You won’t find any Nova Scotia accents or idioms in the novel – although one character utters a “swears to Jesus,” just the once – because Porter thinks it comes off as “fake and belittling.” He tried it, but didn’t think it read well. “Can you imagine if Kes was going, ‘Oh my Jesus, that’s some good.’”
You will find lots of references to food and cooking, because Porter is a man with a palate who makes his own pizza dough. Kes can always eat scallop pasta or fish chowder, even when on the verge of collapse, while Harrison bakes bread because “it helps me think.”

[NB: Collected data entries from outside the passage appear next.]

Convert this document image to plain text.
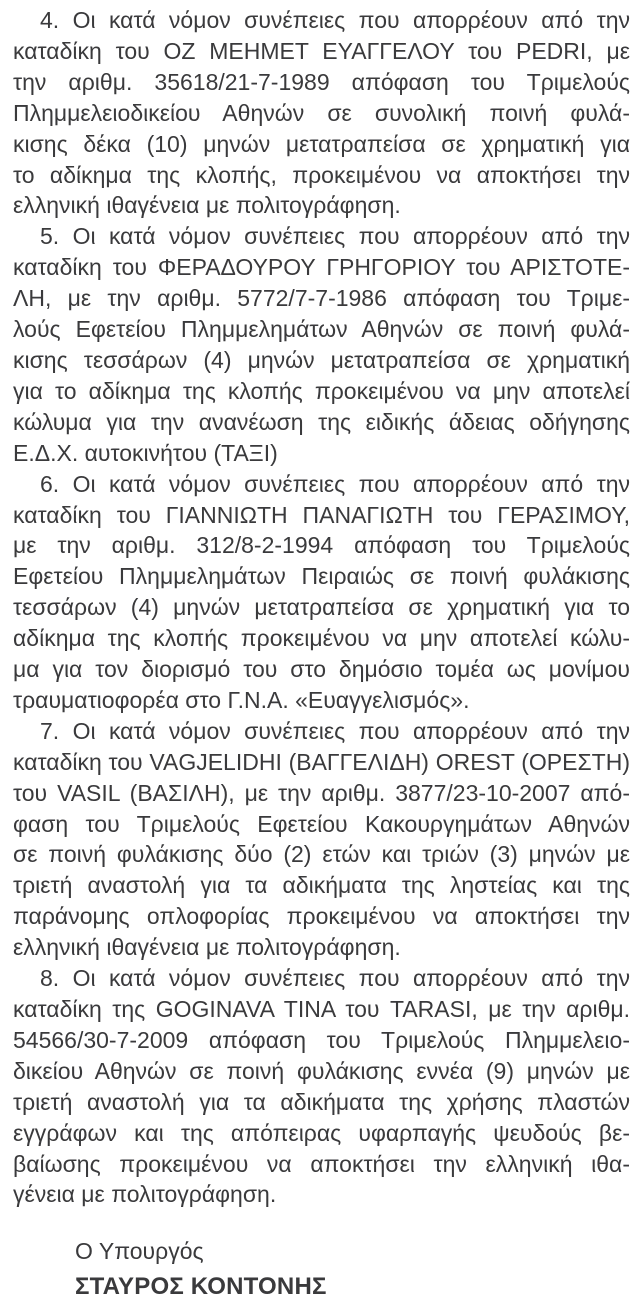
4. Οι κατά νόμον συνέπειες που απορρέουν από την
καταδίκη του ΟΖ ΜΕΗΜΕΤ ΕΥΑΓΓΕΛΟΥ του PEDRI, με
την αριθμ. 35618/21-7-1989 απόφαση του Τριμελούς
Πλημμελειοδικείου Αθηνών σε συνολική ποινή φυλά-
κισης δέκα (10) μηνών μετατραπείσα σε χρηματική για
το αδίκημα της κλοπής, προκειμένου να αποκτήσει την
ελληνική ιθαγένεια με πολιτογράφηση.

5. Οι κατά νόμον συνέπειες που απορρέουν από την
καταδίκη του ΦΕΡΑΔΟΥΡΟΥ ΓΡΗΓΟΡΙΟΥ του ΑΡΙΣΤΟΤΕ-
ΛΗ, με την αριθμ. 5772/7-7-1986 απόφαση του Τριμε-
λούς Εφετείου Πλημμελημάτων Αθηνών σε ποινή φυλά-
κισης τεσσάρων (4) μηνών μετατραπείσα σε χρηματική
για το αδίκημα της κλοπής προκειμένου να μην αποτελεί
κώλυμα για την ανανέωση της ειδικής άδειας οδήγησης
Ε.Δ.Χ. αυτοκινήτου (ΤΑΞΙ)

6. Οι κατά νόμον συνέπειες που απορρέουν από την
καταδίκη του ΓΙΑΝΝΙΩΤΗ ΠΑΝΑΓΙΩΤΗ του ΓΕΡΑΣΙΜΟΥ,
με την αριθμ. 312/8-2-1994 απόφαση του Τριμελούς
Εφετείου Πλημμελημάτων Πειραιώς σε ποινή φυλάκισης
τεσσάρων (4) μηνών μετατραπείσα σε χρηματική για το
αδίκημα της κλοπής προκειμένου να μην αποτελεί κώλυ-
μα για τον διορισμό του στο δημόσιο τομέα ως μονίμου
τραυματιοφορέα στο Γ.Ν.Α. «Ευαγγελισμός».

7. Οι κατά νόμον συνέπειες που απορρέουν από την
καταδίκη του VAGJELIDHI (ΒΑΓΓΕΛΙΔΗ) OREST (ΟΡΕΣΤΗ)
του VASIL (ΒΑΣΙΛΗ), με την αριθμ. 3877/23-10-2007 από-
φαση του Τριμελούς Εφετείου Κακουργημάτων Αθηνών
σε ποινή φυλάκισης δύο (2) ετών και τριών (3) μηνών με
τριετή αναστολή για τα αδικήματα της ληστείας και της
παράνομης οπλοφορίας προκειμένου να αποκτήσει την
ελληνική ιθαγένεια με πολιτογράφηση.

8. Οι κατά νόμον συνέπειες που απορρέουν από την
καταδίκη της GOGINAVA TINA του TARASI, με την αριθμ.
54566/30-7-2009 απόφαση του Τριμελούς Πλημμελειο-
δικείου Αθηνών σε ποινή φυλάκισης εννέα (9) μηνών με
τριετή αναστολή για τα αδικήματα της χρήσης πλαστών
εγγράφων και της απόπειρας υφαρπαγής ψευδούς βε-
βαίωσης προκειμένου να αποκτήσει την ελληνική ιθα-
γένεια με πολιτογράφηση.

Ο Υπουργός
ΣΤΑΥΡΟΣ ΚΟΝΤΟΝΗΣ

A former cinematographer and lighting technician, Porter travelled the globe working on movies directed by Ang Lee (Brokeback Mountain), Lars von Trier (Breaking the Waves) and Jim Jarmusch (Deadman, Ghost Dog: The Way of the Samurai), among others. He also took photographs on set and in the surrounding cities, which he has exhibited from Toronto to Istanbul to Los Angeles. Then there was the exotic fibre mill he owned in Lunenburg for eight years, where he spun wool from his own herd of alpacas and goats, and even processed dog and camel hair for clients all over the world. This is very cool, but seems beside the point, until you ask why Harrison’s boss in the novel, Captain Puck, has a spinning wheel in his office.
New Chapter
Writing is the author’s fourth act, but he notes that photography, cinema and words are all tools for telling stories. He quit the movie business – and sold the fibre mill – about eight years ago, after Zed Crew, directed by Noah Pink, wrapped in Zambia. The multiple sclerosis he was diagnosed with in his forties had advanced to the point where he could no longer hack 12- to 14-hour working days. Although he used to swim in the sea and run on trails through the woods with his dogs almost daily in fair weather, he now uses canes to get around. But the images he saw in the forests around Lunenburg are still imprinted on his memory, and made their way into the book. “I can pinpoint exactly where the rod and gun club is and where [victim Brandon] Rakes’ shack is,” he says. “I would’ve run by all those. I’m a photographer, so things stick with me in my mind, like a camera.”
When he’s not whipping up scallop pasta, Porter’s attention is focused on the keyboard. Beneath Her Skin has been well received by critics and readers, which surprised him. He was nervous about putting his words out into the world, and that’s why he chose to create a mystery within a mystery by concealing his identity and writing as C.S. Porter. The book-jacket blurb describes “a solitary writer who lives near the Atlantic Ocean,” then veers mostly into fiction: “It is rumoured that he or she was once involved in crime investigation; that Porter suffered an immense personal loss; that they came from the U.S. or U.K., or grew up in these parts. Age unknown. The author has never been interviewed.” When the book started to gain traction, he realized he couldn’t promote it and retain anonymity.
After reading the compact, 224-page book subtitled “A Kes Morris file,” I was struck by its economical prose, breakneck pace and intricate plot. With Kes, Porter has created a fallible yet fascinating enigmatic character – why does she need opioids to dull her psychic pain, where is her ex and their daughter, and why doesn’t she have custody? – who deserves a series, or at least a second novel. Luckily for the reader, there is one on his computer. He allows that it’s set in Nova Scotia, in a different location, but says he’s “not sure about it yet.”
Then there’s the manuscript Porter’s been working on for years. It’s another novel, “but it’s meant to be quite funny and it’s hard to write funny.” He’s having a tough time with it, “but I’m not going to give it up, that’s for sure.”
I know he’ll solve the problem and get it done, since he admits he’s got a lot of Kes in him. She perseveres, even when cold-blooded, sadistic killers are stalking her. Writer’s angst pales in comparison.